Mahalle forumları devam ediyor
Javi ise başka bir noktaya dikkat çekiyor: “İspanya’da 1977′de diktatör Franco rejimi bittiğinden beri ilk defa halk bu kadar politikleşti. Halk siyasi partilere ait hissetmese de politik tartışmalar hayatın bir parçası haline geldi. Meydan işgallerinden sonra insanlar mahallelerde forumlar düzenlemeye başladı. İlk başta yüzlerce kişiyle gerçekleşen forumlara katılım azalsa da onlarca kişiyle devam ediyor. Böylece mahallelerde, halkın var olan siyasi sistemden bağımsız bir öz örgütlenmesi ortaya çıktı. 15 Mayıs 2011′deki gibi büyük meydan işgalleri artık yok ama artık eskiye oranla çok daha fazla eylem oluyor. Talepleri için sokağa çıkmak artık insanların hoşuna gidiyor.”

Soylulaşma, inşaat ve olimpiyat
Kent sosyolojisi çalışan Javi, Türkiye’deki kentlerde ‘kentsel dönüşüm’ adı altında yürütülen soylulaştırma ve yoksulları kentin dışına çıkarma projelerinin İspanya’ya ne kadar benzediğini anlatıyor. Orada da ekonomik kriz öncesi bir inşaat çılgınlığı yaşanmış, krizle birlikte inşaat balonunun patlaması kentleri hayalet inşaatlar içinde bırakmıştı. “Olimpiyatları Madrid kazansaydı gerçekleşecek soylulaşmanın boyutu bizi ürkütüyordu. Yeni inşaat projeleriyle yoksul mahalleleri daha da uzağa itecek, devlet harcamaları ve kamu borcu artacak, kent merkezinde kiraların artmasıyla orta gelirliler dahi barınmakta sıkıntı çekecekti” diyor Javi. Benzer sahneler 2012 Olimpiyatları’nın yapıldığı Londra’da yaşanmıştı. 2016 Olimpiyatları’nı düzenleyecek Rio da aynı sorunla boğuşuyor.
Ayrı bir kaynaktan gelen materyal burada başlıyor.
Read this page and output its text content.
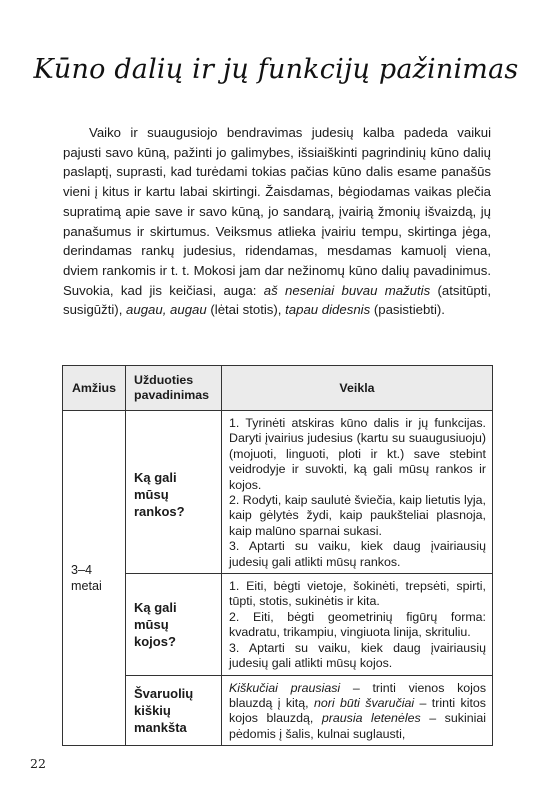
Kūno dalių ir jų funkcijų pažinimas

Vaiko ir suaugusiojo bendravimas judesių kalba padeda vaikui pajusti savo kūną, pažinti jo galimybes, išsiaiškinti pagrindinių kūno dalių paslaptį, suprasti, kad turėdami tokias pačias kūno dalis esame panašūs vieni į kitus ir kartu labai skirtingi. Žaisdamas, bėgiodamas vaikas plečia supratimą apie save ir savo kūną, jo sandarą, įvairią žmonių išvaizdą, jų panašumus ir skirtumus. Veiksmus atlieka įvairiu tempu, skirtinga jėga, derindamas rankų judesius, ridendamas, mesdamas kamuolį viena, dviem rankomis ir t. t. Mokosi jam dar nežinomų kūno dalių pavadinimus. Suvokia, kad jis keičiasi, auga: aš neseniai buvau mažutis (atsitūpti, susigūžti), augau, augau (lėtai stotis), tapau didesnis (pasistiebti).

Amžius	Užduoties pavadinimas	Veikla
3–4 metai	Ką gali mūsų rankos?	1. Tyrinėti atskiras kūno dalis ir jų funkcijas. Daryti įvairius judesius (kartu su suaugusiuoju) (mojuoti, linguoti, ploti ir kt.) save stebint veidrodyje ir suvokti, ką gali mūsų rankos ir kojos.

2. Rodyti, kaip saulutė šviečia, kaip lietutis lyja, kaip gėlytės žydi, kaip paukšteliai plasnoja, kaip malūno sparnai sukasi.

3. Aptarti su vaiku, kiek daug įvairiausių judesių gali atlikti mūsų rankos.

	Ką gali mūsų kojos?	1. Eiti, bėgti vietoje, šokinėti, trepsėti, spirti, tūpti, stotis, sukinėtis ir kita.

2. Eiti, bėgti geometrinių figūrų forma: kvadratu, trikampiu, vingiuota linija, skrituliu.

3. Aptarti su vaiku, kiek daug įvairiausių judesių gali atlikti mūsų kojos.

	Švaruolių kiškių mankšta	Kiškučiai prausiasi – trinti vienos kojos blauzdą į kitą, nori būti švaručiai – trinti kitos kojos blauzdą, prausia letenėles – sukiniai pėdomis į šalis, kulnai suglausti,

22
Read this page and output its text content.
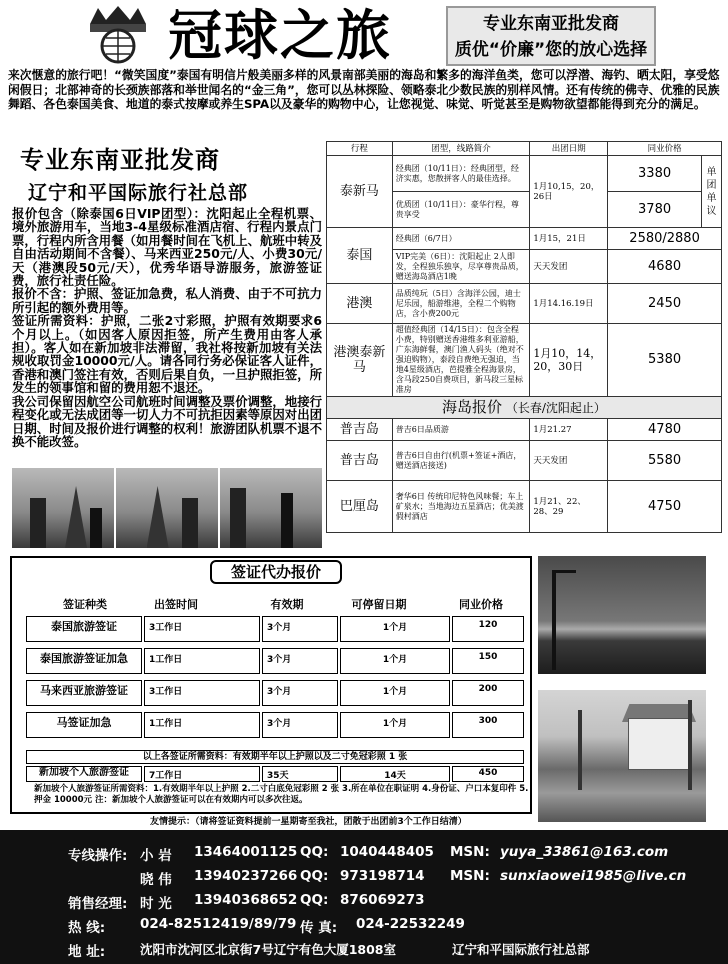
冠球之旅	专业东南亚批发商
质优“价廉”您的放心选择
来次惬意的旅行吧！“微笑国度”泰国有明信片般美丽多样的风景南部美丽的海岛和繁多的海洋鱼类，您可以浮潜、海钓、晒太阳，享受悠闲假日；北部神奇的长颈族部落和举世闻名的“金三角”，您可以丛林探险、领略泰北少数民族的别样风情。还有传统的佛寺、优雅的民族舞蹈、各色泰国美食、地道的泰式按摩或养生SPA以及豪华的购物中心，让您视觉、味觉、听觉甚至是购物欲望都能得到充分的满足。
专业东南亚批发商
辽宁和平国际旅行社总部

报价包含（除泰国6日VIP团型）：沈阳起止全程机票、境外旅游用车，当地3-4星级标准酒店宿、行程内景点门票，行程内所含用餐（如用餐时间在飞机上、航班中转及自由活动期间不含餐）、马来西亚250元/人、小费30元/天（港澳段50元/天），优秀华语导游服务，旅游签证费，旅行社责任险。

报价不含：护照、签证加急费，私人消费、由于不可抗力所引起的额外费用等。

签证所需资料：护照，二张2寸彩照，护照有效期要求6个月以上。（如因客人原因拒签，所产生费用由客人承担）。客人如在新加坡非法滞留，我社将按新加坡有关法规收取罚金10000元/人。请各同行务必保证客人证件，香港和澳门签注有效，否则后果自负，一旦护照拒签，所发生的领事馆和留的费用恕不退还。

我公司保留因航空公司航班时间调整及票价调整，地接行程变化或无法成团等一切人力不可抗拒因素等原因对出团日期、时间及报价进行调整的权利！旅游团队机票不退不换不能改签。

行程	团型，线路简介	出团日期	同业价格	
泰新马	经典团（10/11日）：经典团型，经济实惠，您散拼客人的最佳选择。	1月10,15，20，26日	3380	单团单议
	优质团（10/11日）：豪华行程，尊贵享受		3780	
泰国	经典团（6/7日）	1月15，21日	2580/2880	
	VIP完美（6日）：沈阳起止 2人即发，全程独乐独享，尽享尊贵品质，赠送海岛酒店1晚	天天发团	4680	
港澳	品质纯玩（5日）含海洋公园，迪士尼乐园，船游维港，全程二个购物店，含小费200元	1月14.16.19日	2450	
港澳泰新马	超值经典团（14/15日）：包含全程小费，特别赠送香港维多利亚游船，广东海鲜餐，澳门渔人码头（绝对不强迫购物），泰段自费绝无强迫，当地4星级酒店，芭提雅全程海景房，含马段250自费项目，新马段三星标准房	1月10，14，20，30日	5380	
海岛报价 （长春/沈阳起止）				
普吉岛	普吉6日品质游	1月21.27	4780	
普吉岛	普吉6日自由行(机票+签证+酒店，赠送酒店接送)	天天发团	5580	
巴厘岛	奢华6日 传统印尼特色风味餐；车上矿泉水；当地海边五星酒店；优美渡假村酒店	1月21、22、28、29	4750	
签证代办报价
签证种类	出签时间	有效期	可停留日期	同业价格
泰国旅游签证	3工作日	3个月	1个月	120
泰国旅游签证加急	1工作日	3个月	1个月	150
马来西亚旅游签证	3工作日	3个月	1个月	200
马签证加急	1工作日	3个月	1个月	300
以上各签证所需资料：有效期半年以上护照以及二寸免冠彩照 1 张
新加坡个人旅游签证	7工作日	35天	14天	450
新加坡个人旅游签证所需资料：1.有效期半年以上护照 2.二寸白底免冠彩照 2 张 3.所在单位在职证明 4.身份证、户口本复印件 5.押金 10000元 注：新加坡个人旅游签证可以在有效期内可以多次往返。
友情提示：（请将签证资料提前一星期寄至我社，团散于出团前3个工作日结清）
专线操作: 小 岩 13464001125 QQ: 1040448405 MSN: yuya_33861@163.com
晓 伟 13940237266 QQ: 973198714 MSN: sunxiaowei1985@live.cn
销售经理: 时 光 13940368652 QQ: 876069273
热 线:	024-82512419/89/79 传 真: 024-22532249
地 址:	沈阳市沈河区北京街7号辽宁有色大厦1808室	辽宁和平国际旅行社总部
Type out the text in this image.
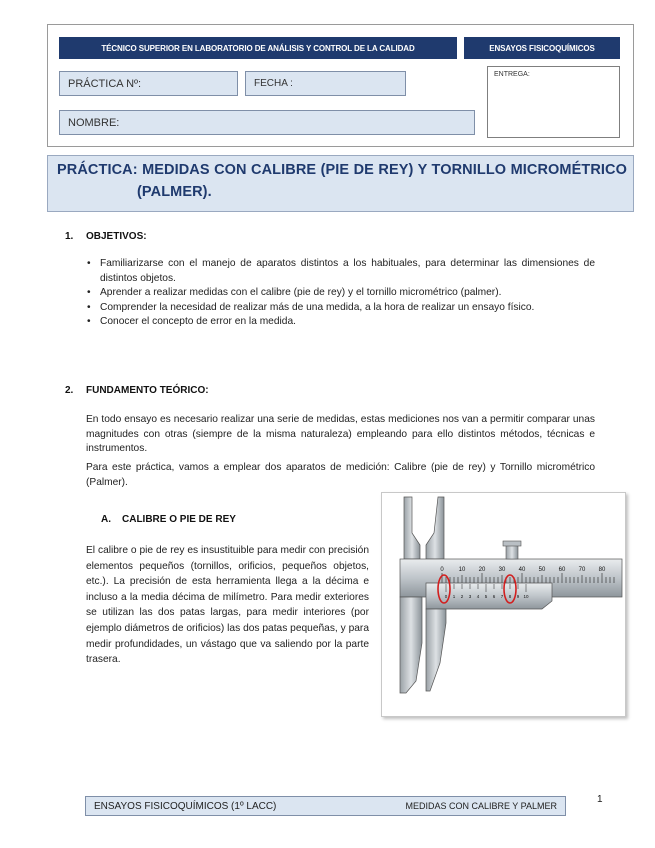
TÉCNICO SUPERIOR EN LABORATORIO DE ANÁLISIS Y CONTROL DE LA CALIDAD	ENSAYOS FISICOQUÍMICOS
PRÁCTICA Nº:	FECHA :
ENTREGA:
NOMBRE:
PRÁCTICA: MEDIDAS CON CALIBRE (PIE DE REY) Y TORNILLO MICROMÉTRICO
(PALMER).
1. OBJETIVOS:
• Familiarizarse con el manejo de aparatos distintos a los habituales, para determinar las dimensiones de distintos objetos.
• Aprender a realizar medidas con el calibre (pie de rey) y el tornillo micrométrico (palmer).
• Comprender la necesidad de realizar más de una medida, a la hora de realizar un ensayo físico.
• Conocer el concepto de error en la medida.
2. FUNDAMENTO TEÓRICO:
En todo ensayo es necesario realizar una serie de medidas, estas mediciones nos van a permitir comparar unas magnitudes con otras (siempre de la misma naturaleza) empleando para ello distintos métodos, técnicas e instrumentos.
Para este práctica, vamos a emplear dos aparatos de medición: Calibre (pie de rey) y Tornillo micrométrico (Palmer).
A. CALIBRE O PIE DE REY
El calibre o pie de rey es insustituible para medir con precisión elementos pequeños (tornillos, orificios, pequeños objetos, etc.). La precisión de esta herramienta llega a la décima e incluso a la media décima de milímetro. Para medir exteriores se utilizan las dos patas largas, para medir interiores (por ejemplo diámetros de orificios) las dos patas pequeñas, y para medir profundidades, un vástago que va saliendo por la parte trasera.
0 10 20 30 40 50 60 70 80
0 1 2 3 4 5 6 7 8 9 10
ENSAYOS FISICOQUÍMICOS (1º LACC)	MEDIDAS CON CALIBRE Y PALMER
1
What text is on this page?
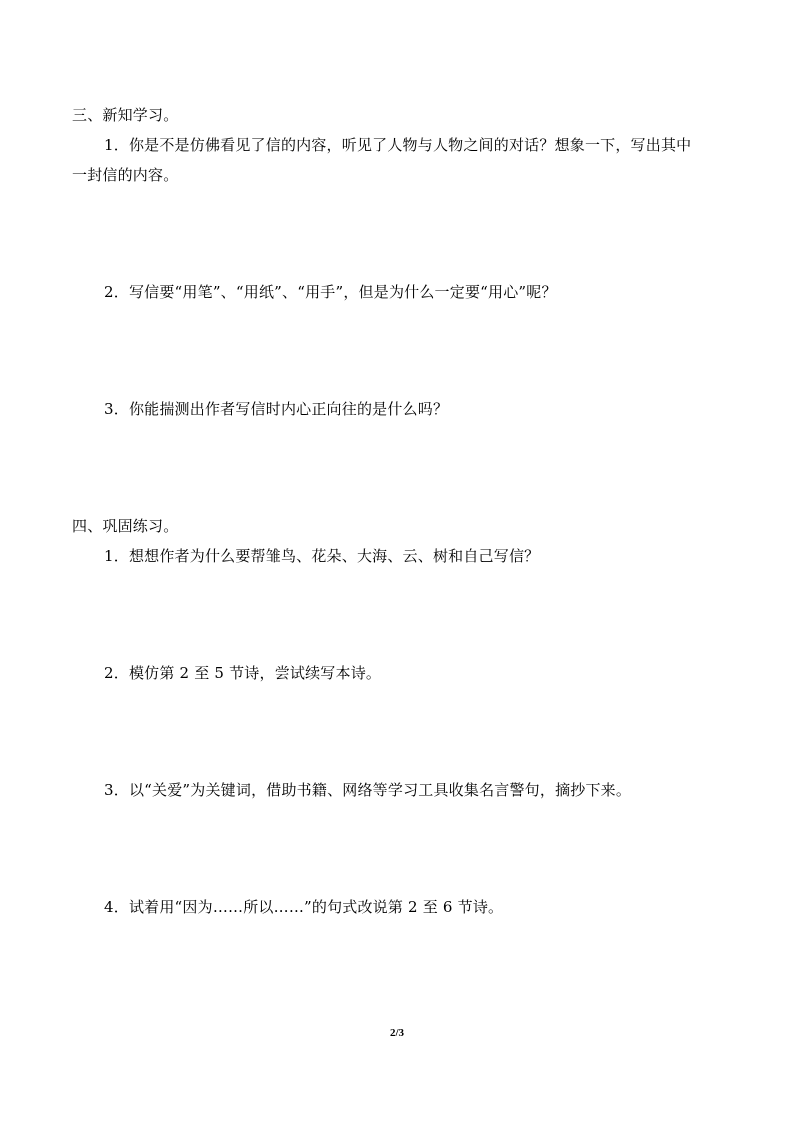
三、新知学习。
1．你是不是仿佛看见了信的内容，听见了人物与人物之间的对话？想象一下，写出其中
一封信的内容。
2．写信要“用笔”、“用纸”、“用手”，但是为什么一定要“用心”呢？
3．你能揣测出作者写信时内心正向往的是什么吗？
四、巩固练习。
1．想想作者为什么要帮雏鸟、花朵、大海、云、树和自己写信？
2．模仿第 2 至 5 节诗，尝试续写本诗。
3．以“关爱”为关键词，借助书籍、网络等学习工具收集名言警句，摘抄下来。
4．试着用“因为……所以……”的句式改说第 2 至 6 节诗。
2/3
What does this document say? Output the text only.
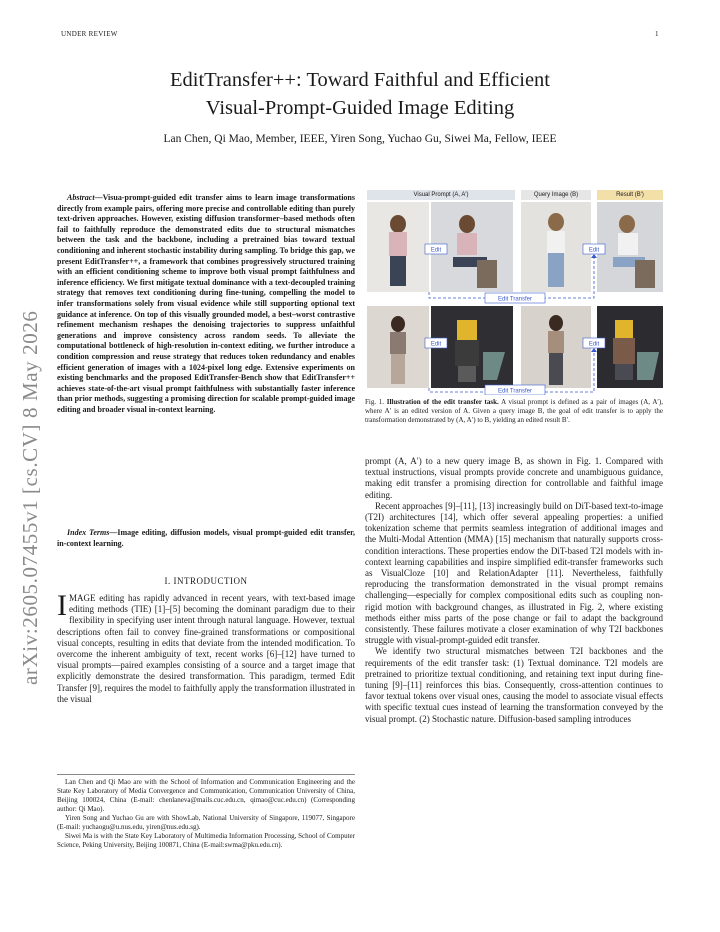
UNDER REVIEW	1
arXiv:2605.07455v1 [cs.CV] 8 May 2026
EditTransfer++: Toward Faithful and Efficient
Visual-Prompt-Guided Image Editing
Lan Chen, Qi Mao, Member, IEEE, Yiren Song, Yuchao Gu, Siwei Ma, Fellow, IEEE
Abstract—Visua-prompt-guided edit transfer aims to learn image transformations directly from example pairs, offering more precise and controllable editing than purely text-driven approaches. However, existing diffusion transformer–based methods often fail to faithfully reproduce the demonstrated edits due to structural mismatches between the task and the backbone, including a pretrained bias toward textual conditioning and inherent stochastic instability during sampling. To bridge this gap, we present EditTransfer++, a framework that combines progressively structured training with an efficient conditioning scheme to improve both visual prompt faithfulness and inference efficiency. We first mitigate textual dominance with a text-decoupled training strategy that removes text conditioning during fine-tuning, compelling the model to infer transformations solely from visual evidence while still supporting optional text guidance at inference. On top of this visually grounded model, a best–worst contrastive refinement mechanism reshapes the denoising trajectories to suppress unfaithful generations and improve consistency across random seeds. To alleviate the computational bottleneck of high-resolution in-context editing, we further introduce a condition compression and reuse strategy that reduces token redundancy and enables efficient generation of images with a 1024-pixel long edge. Extensive experiments on existing benchmarks and the proposed EditTransfer-Bench show that EditTransfer++ achieves state-of-the-art visual prompt faithfulness with substantially faster inference than prior methods, suggesting a promising direction for scalable prompt-guided image editing and broader visual in-context learning.
Index Terms—Image editing, diffusion models, visual prompt-guided edit transfer, in-context learning.
I. INTRODUCTION
IMAGE editing has rapidly advanced in recent years, with text-based image editing methods (TIE) [1]–[5] becoming the dominant paradigm due to their flexibility in specifying user intent through natural language. However, textual descriptions often fail to convey fine-grained transformations or compositional visual concepts, resulting in edits that deviate from the intended modification. To overcome the inherent ambiguity of text, recent works [6]–[12] have turned to visual prompts—paired examples consisting of a source and a target image that explicitly demonstrate the desired transformation. This paradigm, termed Edit Transfer [9], requires the model to faithfully apply the transformation illustrated in the visual

Lan Chen and Qi Mao are with the School of Information and Communication Engineering and the State Key Laboratory of Media Convergence and Communication, Communication University of China, Beijing 100024, China (E-mail: chenlaneva@mails.cuc.edu.cn, qimao@cuc.edu.cn) (Corresponding author: Qi Mao).

Yiren Song and Yuchao Gu are with ShowLab, National University of Singapore, 119077, Singapore (E-mail: yuchaogu@u.nus.edu, yiren@nus.edu.sg).

Siwei Ma is with the State Key Laboratory of Multimedia Information Processing, School of Computer Science, Peking University, Beijing 100871, China (E-mail:swma@pku.edu.cn).

Visual Prompt (A, A′)	Query Image (B)	Result (B′)
Edit	Edit
Edit Transfer
Edit	Edit
Edit Transfer
Fig. 1. Illustration of the edit transfer task. A visual prompt is defined as a pair of images (A, A′), where A′ is an edited version of A. Given a query image B, the goal of edit transfer is to apply the transformation demonstrated by (A, A′) to B, yielding an edited result B′.

prompt (A, A′) to a new query image B, as shown in Fig. 1. Compared with textual instructions, visual prompts provide concrete and unambiguous guidance, making edit transfer a promising direction for controllable and faithful image editing.

Recent approaches [9]–[11], [13] increasingly build on DiT-based text-to-image (T2I) architectures [14], which offer several appealing properties: a unified tokenization scheme that permits seamless integration of additional images and the Multi-Modal Attention (MMA) [15] mechanism that naturally supports cross-condition interactions. These properties endow the DiT-based T2I models with in-context learning capabilities and inspire simplified edit-transfer frameworks such as VisualCloze [10] and RelationAdapter [11]. Nevertheless, faithfully reproducing the transformation demonstrated in the visual prompt remains challenging—especially for complex compositional edits such as coupling non-rigid motion with background changes, as illustrated in Fig. 2, where existing methods either miss parts of the pose change or fail to adapt the background consistently. These failures motivate a closer examination of why T2I backbones struggle with visual-prompt-guided edit transfer.

We identify two structural mismatches between T2I backbones and the requirements of the edit transfer task: (1) Textual dominance. T2I models are pretrained to prioritize textual conditioning, and retaining text input during fine-tuning [9]–[11] reinforces this bias. Consequently, cross-attention continues to favor textual tokens over visual ones, causing the model to associate visual effects with specific textual cues instead of learning the transformation conveyed by the visual prompt. (2) Stochastic nature. Diffusion-based sampling introduces
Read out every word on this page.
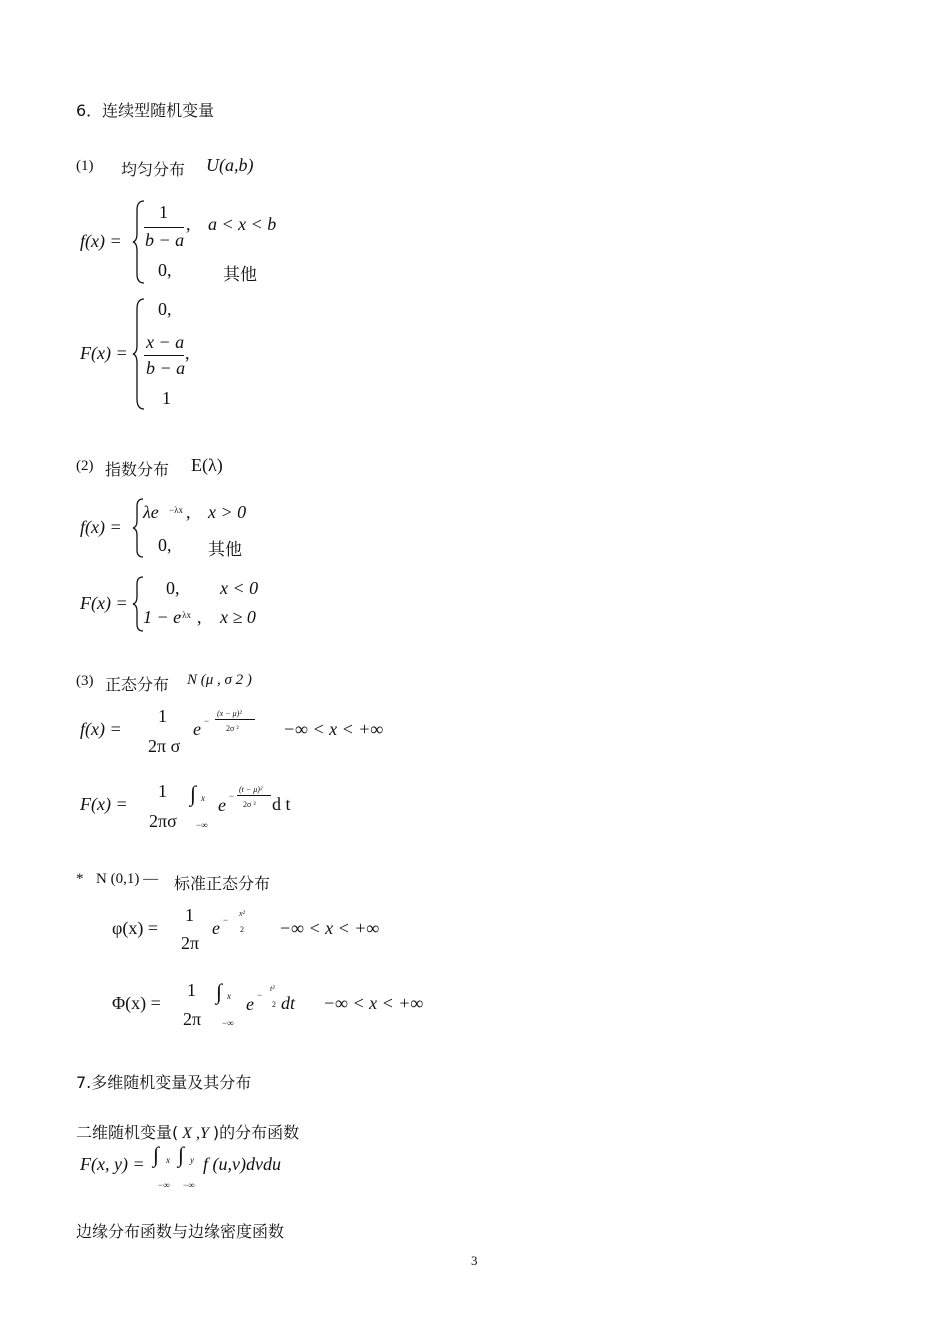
6．连续型随机变量
(1) 均匀分布 U(a,b)
f(x) =
1
b − a
, a < x < b
0,	其他
F(x) =
0,
x − a
b − a
,
1
(2) 指数分布 E(λ)
f(x) =
λe −λx , x > 0
0, 其他
F(x) =
0, x < 0
1 − e
−λx , x ≥ 0
(3) 正态分布 N (μ , σ 2 )
f(x) =
1
2π σ
e −
(x − μ)²
2σ ² −∞ < x < +∞
F(x) =
1
2πσ
∫ x
−∞
e −
(t − μ)²
2σ ² d t
* N (0,1) — 标准正态分布
φ(x) =
1
2π
e −
x²
2 −∞ < x < +∞
Φ(x) =
1
2π
∫ x
−∞
e −
t²
2 dt −∞ < x < +∞
7.多维随机变量及其分布
二维随机变量( X ,Y )的分布函数
F(x, y) = ∫ x
−∞
∫ y
−∞
f (u,v)dvdu
边缘分布函数与边缘密度函数
3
Ben de İstanbul kazansaydı gerçekleşecek olan talanı anlatıyorum. 2020 Olimpiyatları’nı Tokyo’ya itelediğimiz için seviniyoruz birlikte.

‘İmkansız’ dememek lazım
İspanya, Yunanistan ve Türkiye… Benzerlikleri farklılıklarından çok. Yunanistan’dan birkaç yıl sonra ayaklanan İspanyollar bugün geleceklerini tartışırken Yunanistan’ın geçtiği yola bakıyor. İspanya’dan 2 yıl sonra kitlesel direnişin başladığı Türkiye’de de solun ve direnişin geleceğini tartışırken ‘bağzı şeyler’ için imkansız demeden önce, Yunanistan ve İspanya halklarına yalnızca birkaç yıl önce imkansız dediği hangi ihtimallerin gerçeğe dönüştüğüne bakmakta fayda var.